La chica del supermercado: Con ella vale hacer algunas distinciones. Para empezar, el rango de edad puede ser amplio. Muy amplio. Pueden estar solas, pero generalmente hacen las compras con el novio. Pueden ser de las que van como si fueran a una fiesta o estar, literalmente, en pijama. ¿Lo que las une a todas? Ese inevitable y siniestro cruce de miradas cuando te las encuentras en la caja registradora.

La chica que camina por la vereda: TODO está en cómo camina y cómo se mueve su pelo. Son la principal causa de tortícolis de la ciudad. Más comentarios sobre ella, sobran.

La chica del taxi de al lado: Si vas manejando, aceleras, frenas y zigzagueas según la posición de su taxi.
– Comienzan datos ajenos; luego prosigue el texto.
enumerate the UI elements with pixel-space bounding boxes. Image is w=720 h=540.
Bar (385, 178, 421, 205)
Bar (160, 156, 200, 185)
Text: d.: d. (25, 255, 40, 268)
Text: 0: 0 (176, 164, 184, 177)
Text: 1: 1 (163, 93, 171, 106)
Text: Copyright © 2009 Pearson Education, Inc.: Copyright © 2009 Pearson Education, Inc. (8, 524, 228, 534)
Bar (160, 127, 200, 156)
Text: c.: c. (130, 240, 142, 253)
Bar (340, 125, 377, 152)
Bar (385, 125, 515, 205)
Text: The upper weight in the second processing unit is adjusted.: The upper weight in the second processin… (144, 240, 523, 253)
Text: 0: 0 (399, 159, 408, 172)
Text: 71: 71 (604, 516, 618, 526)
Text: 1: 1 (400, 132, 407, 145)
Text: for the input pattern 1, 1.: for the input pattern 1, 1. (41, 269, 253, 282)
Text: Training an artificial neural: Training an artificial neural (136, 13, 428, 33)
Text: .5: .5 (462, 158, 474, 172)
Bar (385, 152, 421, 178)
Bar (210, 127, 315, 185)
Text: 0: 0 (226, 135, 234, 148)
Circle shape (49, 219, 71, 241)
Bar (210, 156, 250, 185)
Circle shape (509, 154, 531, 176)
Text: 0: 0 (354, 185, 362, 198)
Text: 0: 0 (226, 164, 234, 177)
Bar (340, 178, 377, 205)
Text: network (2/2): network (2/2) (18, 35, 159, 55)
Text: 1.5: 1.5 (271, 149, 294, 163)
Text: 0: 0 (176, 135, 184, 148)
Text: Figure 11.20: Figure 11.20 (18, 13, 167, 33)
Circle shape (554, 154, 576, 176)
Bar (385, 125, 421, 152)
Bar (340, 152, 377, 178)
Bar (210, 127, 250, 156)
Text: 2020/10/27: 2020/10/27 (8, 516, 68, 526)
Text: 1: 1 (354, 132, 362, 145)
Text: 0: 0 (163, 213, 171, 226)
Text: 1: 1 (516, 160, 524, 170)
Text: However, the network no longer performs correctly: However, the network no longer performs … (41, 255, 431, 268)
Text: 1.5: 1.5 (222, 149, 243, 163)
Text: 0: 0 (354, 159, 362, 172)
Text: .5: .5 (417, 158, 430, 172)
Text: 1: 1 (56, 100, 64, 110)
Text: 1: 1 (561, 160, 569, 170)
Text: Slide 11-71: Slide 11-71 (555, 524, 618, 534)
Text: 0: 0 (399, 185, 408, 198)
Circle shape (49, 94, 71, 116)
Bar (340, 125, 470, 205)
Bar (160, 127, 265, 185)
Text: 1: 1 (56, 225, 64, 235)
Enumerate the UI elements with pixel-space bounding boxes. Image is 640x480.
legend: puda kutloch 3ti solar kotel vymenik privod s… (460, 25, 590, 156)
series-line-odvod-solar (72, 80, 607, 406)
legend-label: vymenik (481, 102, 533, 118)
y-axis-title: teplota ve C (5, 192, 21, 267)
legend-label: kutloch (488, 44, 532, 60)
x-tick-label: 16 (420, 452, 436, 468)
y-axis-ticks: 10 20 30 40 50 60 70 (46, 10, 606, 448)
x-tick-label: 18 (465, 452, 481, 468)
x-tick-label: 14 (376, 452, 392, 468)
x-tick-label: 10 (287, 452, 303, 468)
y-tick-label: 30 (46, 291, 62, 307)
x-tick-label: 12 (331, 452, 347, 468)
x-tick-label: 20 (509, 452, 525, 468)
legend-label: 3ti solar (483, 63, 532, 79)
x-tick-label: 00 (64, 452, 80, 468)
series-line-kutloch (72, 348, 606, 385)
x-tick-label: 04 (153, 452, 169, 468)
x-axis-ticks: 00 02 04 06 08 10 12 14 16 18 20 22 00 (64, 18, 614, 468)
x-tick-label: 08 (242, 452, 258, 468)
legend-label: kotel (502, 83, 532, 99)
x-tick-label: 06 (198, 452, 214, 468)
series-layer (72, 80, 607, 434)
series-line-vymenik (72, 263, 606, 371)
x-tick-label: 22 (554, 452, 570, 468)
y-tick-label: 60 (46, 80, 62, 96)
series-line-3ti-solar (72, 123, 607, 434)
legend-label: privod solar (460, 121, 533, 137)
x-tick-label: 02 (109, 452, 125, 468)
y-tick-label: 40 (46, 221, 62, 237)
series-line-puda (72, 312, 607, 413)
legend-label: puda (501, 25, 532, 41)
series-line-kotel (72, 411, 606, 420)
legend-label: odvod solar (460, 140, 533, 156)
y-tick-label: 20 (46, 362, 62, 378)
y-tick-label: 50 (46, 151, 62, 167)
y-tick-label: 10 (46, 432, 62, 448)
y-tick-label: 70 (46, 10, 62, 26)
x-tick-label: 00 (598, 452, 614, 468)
Si vas de pasajero, tratas de controlar telepáticamente al taxista, el chofer, tu viejo, o quien sea que vaya manejando. Son fugaces, pero casi siempre cómplices cuando el contacto visual se concreta.

La chica linda: No. Ella no es un cuero, ni un lomo. No tiene LOS mangos, ni EL trasero. No va arreglada, ni parece promotora de Marlboro. Pero la única expresión que te brota al verla es “Me caso”.

La rubia: Hasta hace poco tiempo no me gustaban las rubias. Hoy… digamos que soy un poco más tolerante. Más aún si vienen acompañadas de pelo lacio largo, buena talla, shortcitos, piernas largas, politos de tiras y lentes de sol.

La colegiala: Se moviliza en grupos de entre 3 y 8 individuos y es normal verlas (o escuchar sus gritos) en lo diversos medios de transporte público. Su vestimenta constituye un complemento fundamental. Son frecuentes generadoras del pensamiento “¿Cómo puede ESO estar todavía en el colegio?”.

La conductora de cochecito de bebé: Mujeres, madres de familia, entre los 25 y 33 años de edad, pertenecientes a los niveles socioeconómicos A, A- y B+, con hijo(s) entre los 0 y 2 años de edad, generalmente rubias, clientes de gimnasios y amas de casa. Una tentación.

La incierta: Especie en proliferación desde hace unos años. Son todas aquellas que, con sus microprendas, resultan completamente inevitables al ojo y que casi de inmediato despiertan la pregunta “¿Pero… cuántos años tiene?”. Por lo general, el número de la respuesta es mucho más bajo de lo supuesto y el riesgo de prisión mucho más alto de lo que se podría sospechar.